Note: This poem describes a time when I lived down the road from Chelsea Old Church, along Cheyne Walk, where what is now a busy road on the Embankment (the A3212) was a sleepy village shore in Sir Thomas More and Erasmus’ time. More worshipped (and was upbraided for singing) in the church and added a chapel to the south or river-side of the building which, unlike the rest of the church, survived World War II bombing. The church was rebuilt in the 1940s, retaining many of its original features and fixtures – it’s a powerfully atmospheric place.

I used to join Evensong regularly to contemplate the week ahead.

This year, most services have been cancelled – I hope they will soon be able to reconvene, and these twelve haiku (one for each Christmas Day) are humbly dedicated to that outcome.

The painting is by Henry Pether (1800-1865). His father and brother were also painters, known as the “Moonshine Pethers” for their addiction to the hooch and liquors they illicitly brewed in seedy stills on the banks of the river moonlit scenes.

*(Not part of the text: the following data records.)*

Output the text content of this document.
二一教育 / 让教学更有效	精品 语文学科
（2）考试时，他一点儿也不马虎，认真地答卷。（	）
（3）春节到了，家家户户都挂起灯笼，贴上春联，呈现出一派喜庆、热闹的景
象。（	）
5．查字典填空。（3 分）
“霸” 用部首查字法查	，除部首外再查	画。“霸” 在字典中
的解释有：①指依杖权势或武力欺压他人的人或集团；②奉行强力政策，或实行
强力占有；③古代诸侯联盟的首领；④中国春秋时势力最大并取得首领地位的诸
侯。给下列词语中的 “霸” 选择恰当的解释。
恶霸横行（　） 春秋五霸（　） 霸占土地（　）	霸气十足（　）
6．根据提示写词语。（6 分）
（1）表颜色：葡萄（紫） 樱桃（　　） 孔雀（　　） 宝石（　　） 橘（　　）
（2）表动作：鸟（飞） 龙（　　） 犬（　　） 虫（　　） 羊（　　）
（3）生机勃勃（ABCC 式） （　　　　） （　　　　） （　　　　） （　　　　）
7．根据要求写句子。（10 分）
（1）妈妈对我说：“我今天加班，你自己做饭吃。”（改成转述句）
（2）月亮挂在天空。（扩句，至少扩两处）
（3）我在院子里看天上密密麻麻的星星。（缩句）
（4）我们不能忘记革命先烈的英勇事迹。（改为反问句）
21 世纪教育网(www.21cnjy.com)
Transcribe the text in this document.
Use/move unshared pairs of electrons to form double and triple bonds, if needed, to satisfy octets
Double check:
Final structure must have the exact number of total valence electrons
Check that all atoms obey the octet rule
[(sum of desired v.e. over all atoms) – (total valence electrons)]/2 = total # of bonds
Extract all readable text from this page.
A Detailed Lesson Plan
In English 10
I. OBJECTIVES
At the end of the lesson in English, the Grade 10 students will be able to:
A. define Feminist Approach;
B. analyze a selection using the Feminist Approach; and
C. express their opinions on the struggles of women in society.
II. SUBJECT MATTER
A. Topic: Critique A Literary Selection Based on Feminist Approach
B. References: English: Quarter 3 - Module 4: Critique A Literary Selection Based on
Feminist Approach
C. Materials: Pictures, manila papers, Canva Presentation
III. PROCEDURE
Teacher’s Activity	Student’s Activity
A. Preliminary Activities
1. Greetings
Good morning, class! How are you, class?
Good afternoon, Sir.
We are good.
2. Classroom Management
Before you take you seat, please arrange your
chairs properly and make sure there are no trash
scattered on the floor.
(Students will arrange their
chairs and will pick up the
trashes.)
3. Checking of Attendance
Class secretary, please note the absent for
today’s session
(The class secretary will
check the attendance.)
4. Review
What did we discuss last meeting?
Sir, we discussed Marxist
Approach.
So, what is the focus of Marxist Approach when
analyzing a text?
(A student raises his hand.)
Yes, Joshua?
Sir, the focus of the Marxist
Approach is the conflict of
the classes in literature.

Another of my poems with links to this part of London, Ghosts of Cheyne Walk, was published here last year.

My upcoming book, Migrant Shadows – Sicilian Haiku, will be published by Mad Bear Books in early 2021 – with all profits going to support refugees.

Comments

  1. James Wood says

    I have been sick for some time, and scarcely reading.
    And so taken my time to find this and, now I have found it, savor it.

    It’s a grand invocation of time and place—the echoes and remnants of the past that can inspire and animate us in our present, if and when we’re lucky, and make us better!